Bir gerilla, üzerine gelen bir tankı imha etmeye, vurmaya çalışır.. Bir istihbaratçı ise, o tankı kullanan kişinin telsiz bağlantısını ele geçirip, onu kendi düşmanına karşı kullanmaya, çalışır..

Bu anlamda istihbarat örgütleri “Terör örgütleri”nin ortadan kaldırmak değil, kontrol etmek, yönetmek isterler..

Belki de bu tür örgütlerin tasfiye edilememelerinin, giderek güçlenmelerinin sebeblerinden biri de budur..
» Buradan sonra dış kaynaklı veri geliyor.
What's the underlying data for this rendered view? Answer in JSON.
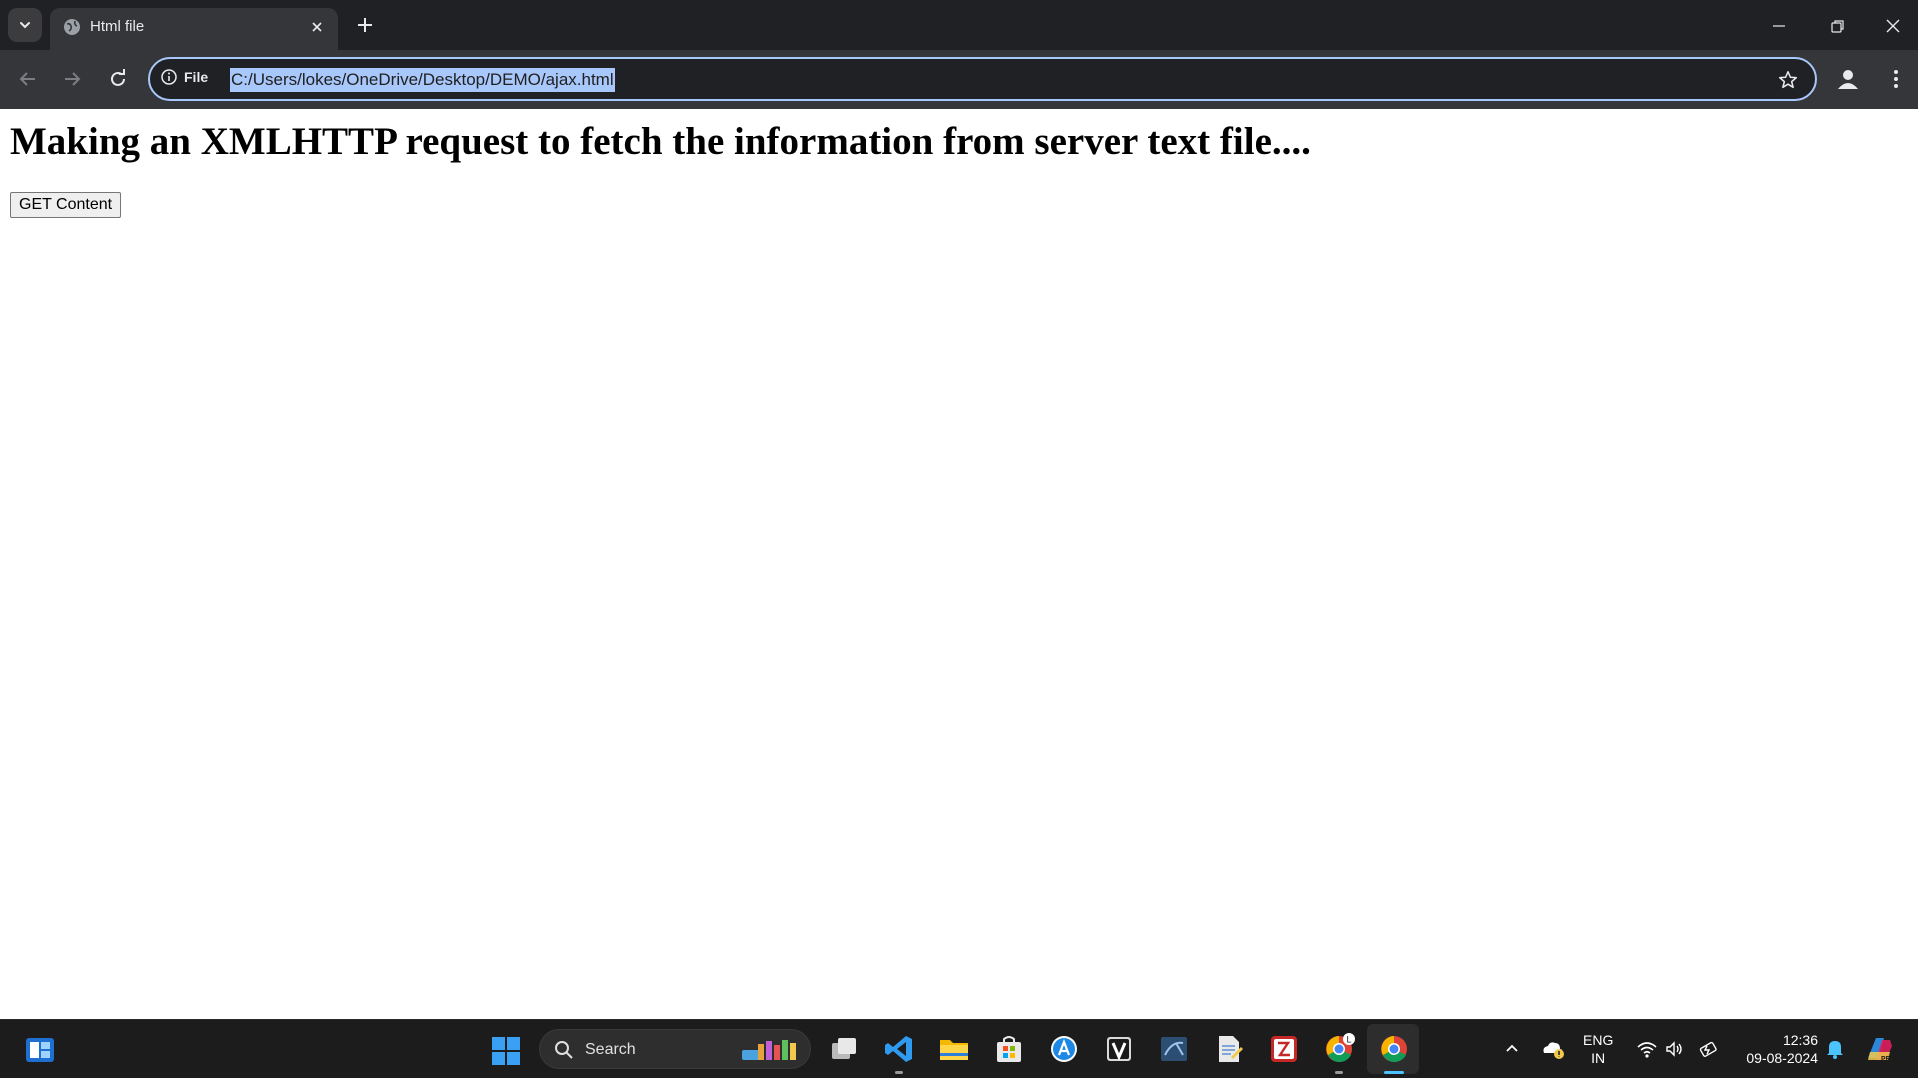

Bu tür örgütler içinde birçok düşman unsurun kullandığı ajan “kardeşçe” (!) bir arada bulunur.. Birbirilerini bilseler de tavırları pek değişmez..

Bu tür örgütler gizlilik esası üzerine faaliyet gösterir, bu gizlilik, öncelikle de örgütün saf militanlarının gerçeğin farkına varmalarının önündeki en büyük engeldir.. Bu gizlilik kuralı, aynı zamanda örgüt içindeki istibaratçıların daha kolay faaliyet göstermelerini sağlar.. Zaten silah ve gizlilik varsa, infazlar peşinden gelir..

Hem kendi elemanınızın kafasına sıkar, sonra da onu “devrim şehidi” ilan edersiniz.. Kahramanlaştırırsınız.. Bir ölümü bahane yapıp, başkalarını cezalandırmak için de bunu vesile yapabilirsiniz..

Bizim bölgemizde, öncelikle 22 ülkenin sınır, rejim ve iktidar yapılarının değiştirilmesi bekleniyor. Bunu normal şartlarda yapamazlar. Onun için krize ihtiyaçları var.. Ama siz kriz çıkartırsanız oklar size yönelecektir. Onun krizi rakibiniz olan birinin üzerinden çıkartmalısınız. O zaman sureti haktan gözükerek, düşmanlarınızı birbirine karşı kışkırtmalısınız.. Onların güç ve enerjilerini birbirine karşı kullanmalarını sağlamalısınız.. Sonra da olanları abartılı bir şekilde dünyaya ilan etmelisiniz ki, o çevrelerde umutsuzluğa, hayal kırıklığına sebeb olsun..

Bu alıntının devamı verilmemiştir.